Le principe politique du moyen-âge, c’est la féodalité ; et le nom poétique de la féodalité, c’est la chevalerie. La chevalerie est l’idéal de la féodalité ; c’est la féodalité élevée à son type de perfection, et par conséquent la féodalité telle que les romans seuls la connaissent. Jusqu’à Voltaire, la chevalerie était chère aux poètes ; l’Arioste l’avait respectée, il l’avait rendue plus fabuleuse et plus amusante que jamais ; mais il n’avait pas osé la rendre ridicule ; et dans Voltaire lui-même, vous savez quel éclat les souvenirs de la chevalerie donnent à Zaïre et à Tancrède. Eh bien ! comment, dans la Pucelle, Voltaire traite-t-il la chevalerie ? À chaque instant il arrive à ses chevaliers quelque mésaventure grotesque. Tout ce qui, dans les chevaliers, avait jusque-là inspiré l’intérêt, qui même, dans les romans de Scudéry et de la Calprenède, plaisait encore à Mme de Sévigné, les grands coups de lance et les beaux coups d’épée, tout cela est bafoué, ridiculisé, caricaturé à plaisir dans la Pucelle. Voyez le combat de la Trémouille et de Christophe d’Arondel :

Voilà déjà nos braves paladins

Dans un champ-clos, près d’en venir aux mains,
Tous deux charmés, dans leurs nobles querelles,
De soutenir leur patrie et leurs belles…
En tierce, en quarte, ils joignent leurs épées,
L’une par l’autre à tout moment frappées…
Ils s’acharnaient à cette noble escrime,
Voulant mourir, pour jouir de l’estime
De leur maîtresse, et pour bien décider
Quelle beauté doit à l’autre céder,
Lorsqu’un bandit des états du saint-père
Avec sa troupe entra dans ces cantons.

Le bandit enlève les maîtresses et le bagage des chevaliers.

Les champions tenaient toujours en l’air,
À poing fermé, leurs brandissantes lames,
Et ferraillaient pour l’honneur de ces dames.
……… « Oh ! oh ! dit le Breton,
« Dieu me pardonne, on nous a pris nos belles.
« Nous nous donnons cent coups d’estramaçon
« Très sottement ; courons vite après elles ;
« Reprenons-les, et nous nous rebattrons
« Pour leurs beaux yeux, quand nous les trouverons.
L’autre en convient ; et, différant la fête,
En bons amis ils se mettent en quête
De leur maîtresse.

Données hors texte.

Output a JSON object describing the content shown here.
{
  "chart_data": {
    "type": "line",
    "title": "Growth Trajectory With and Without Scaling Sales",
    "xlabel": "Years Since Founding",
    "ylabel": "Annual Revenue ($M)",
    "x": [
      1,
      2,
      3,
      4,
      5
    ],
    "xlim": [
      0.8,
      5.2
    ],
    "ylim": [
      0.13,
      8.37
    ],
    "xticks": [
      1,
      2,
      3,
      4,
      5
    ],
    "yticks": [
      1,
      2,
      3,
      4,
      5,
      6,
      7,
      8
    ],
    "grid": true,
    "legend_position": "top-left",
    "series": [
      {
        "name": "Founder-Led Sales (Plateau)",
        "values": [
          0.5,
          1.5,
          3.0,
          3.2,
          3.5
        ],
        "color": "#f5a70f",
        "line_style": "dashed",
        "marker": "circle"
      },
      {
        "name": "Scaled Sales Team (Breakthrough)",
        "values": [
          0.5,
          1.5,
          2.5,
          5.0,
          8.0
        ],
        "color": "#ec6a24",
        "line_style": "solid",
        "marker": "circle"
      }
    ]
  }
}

À peine ils font cent pas,
Que l’un s’écrie : « Ah ! la cuisse ! ah ! le bras ! »
L’autre criait : « La poitrine et la tête ! »

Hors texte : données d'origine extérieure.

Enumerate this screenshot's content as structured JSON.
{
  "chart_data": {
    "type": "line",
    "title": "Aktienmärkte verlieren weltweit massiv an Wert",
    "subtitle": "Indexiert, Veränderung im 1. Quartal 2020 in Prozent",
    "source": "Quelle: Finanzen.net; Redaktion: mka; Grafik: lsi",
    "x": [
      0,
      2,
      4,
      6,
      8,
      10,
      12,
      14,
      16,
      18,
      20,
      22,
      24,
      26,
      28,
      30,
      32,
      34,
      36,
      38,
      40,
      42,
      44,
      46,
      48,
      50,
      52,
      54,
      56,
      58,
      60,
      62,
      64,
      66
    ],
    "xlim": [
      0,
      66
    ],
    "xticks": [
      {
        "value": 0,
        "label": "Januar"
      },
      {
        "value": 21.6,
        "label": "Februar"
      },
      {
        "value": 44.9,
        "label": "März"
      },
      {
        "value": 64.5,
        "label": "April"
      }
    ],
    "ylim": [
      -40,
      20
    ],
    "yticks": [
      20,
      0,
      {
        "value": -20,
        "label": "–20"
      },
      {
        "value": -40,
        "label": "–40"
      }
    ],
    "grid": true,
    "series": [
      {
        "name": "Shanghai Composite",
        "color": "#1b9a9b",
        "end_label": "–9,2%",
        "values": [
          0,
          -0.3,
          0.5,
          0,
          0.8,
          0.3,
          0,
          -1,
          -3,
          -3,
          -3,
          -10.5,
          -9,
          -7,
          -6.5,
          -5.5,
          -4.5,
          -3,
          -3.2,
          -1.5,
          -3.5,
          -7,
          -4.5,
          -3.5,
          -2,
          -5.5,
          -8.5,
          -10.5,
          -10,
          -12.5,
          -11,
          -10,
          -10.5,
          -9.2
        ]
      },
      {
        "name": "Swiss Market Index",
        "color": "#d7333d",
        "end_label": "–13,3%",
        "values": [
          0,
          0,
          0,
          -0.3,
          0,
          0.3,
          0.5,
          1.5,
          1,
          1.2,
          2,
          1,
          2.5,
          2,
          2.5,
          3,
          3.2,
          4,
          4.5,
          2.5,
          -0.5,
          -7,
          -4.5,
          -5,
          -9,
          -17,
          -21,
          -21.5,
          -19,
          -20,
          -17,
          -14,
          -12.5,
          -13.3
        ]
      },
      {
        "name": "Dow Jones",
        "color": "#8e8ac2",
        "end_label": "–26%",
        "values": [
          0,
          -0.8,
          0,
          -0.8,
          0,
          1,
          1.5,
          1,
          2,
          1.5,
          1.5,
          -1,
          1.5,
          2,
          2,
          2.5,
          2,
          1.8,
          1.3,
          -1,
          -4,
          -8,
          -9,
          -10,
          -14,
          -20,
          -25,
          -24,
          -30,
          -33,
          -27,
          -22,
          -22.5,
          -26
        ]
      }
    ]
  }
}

Que dites-vous de cette aventure chevaleresque, de ces plaintes, de ces cris qui sentent le malade d’hôpital, et qu’en eût pensé l’Arioste lui-même ?

C’était la première fois que la poésie traitait les chevaliers de cette façon ; mais c’est qu’avec Voltaire la poésie s’était mise au service de l’esprit philosophique. Or, entre l’esprit philosophique et la chevalerie, il y avait long-temps déjà que la querelle avait éclaté. Le patriarche de l’esprit philosophique en Europe, Érasme, avait commencé la guerre. Dès le XVIe siècle, dès que les esprits voulurent réformer ou détruire l’ordre social du moyen-âge, ils sentirent qu’il fallait attaquer la chevalerie, la féodalité, le métier des armes ; car les deux principes du pouvoir au moyen-âge étaient l’épée et la terre, c’est-à-dire la propriété acquise et conservée par la force du glaive. Ainsi je trouve dans Érasme un dialogue fort piquant entre un chartreux et un homme d’armes. Dans ce dialogue, on débat les avantages de la discipline ecclésiastique et de la discipline militaire, et Érasme donne la supériorité au chartreux sur l’homme d’armes : le chartreux est l’homme spirituel et de bonne compagnie ; le gendarme, j’allais presque dire le chevalier, n’est qu’un officier de fortune, ignorant, grossier et brutal.

Dans la Pucelle, le patriotisme est-il mieux traité que la chevalerie ? Non.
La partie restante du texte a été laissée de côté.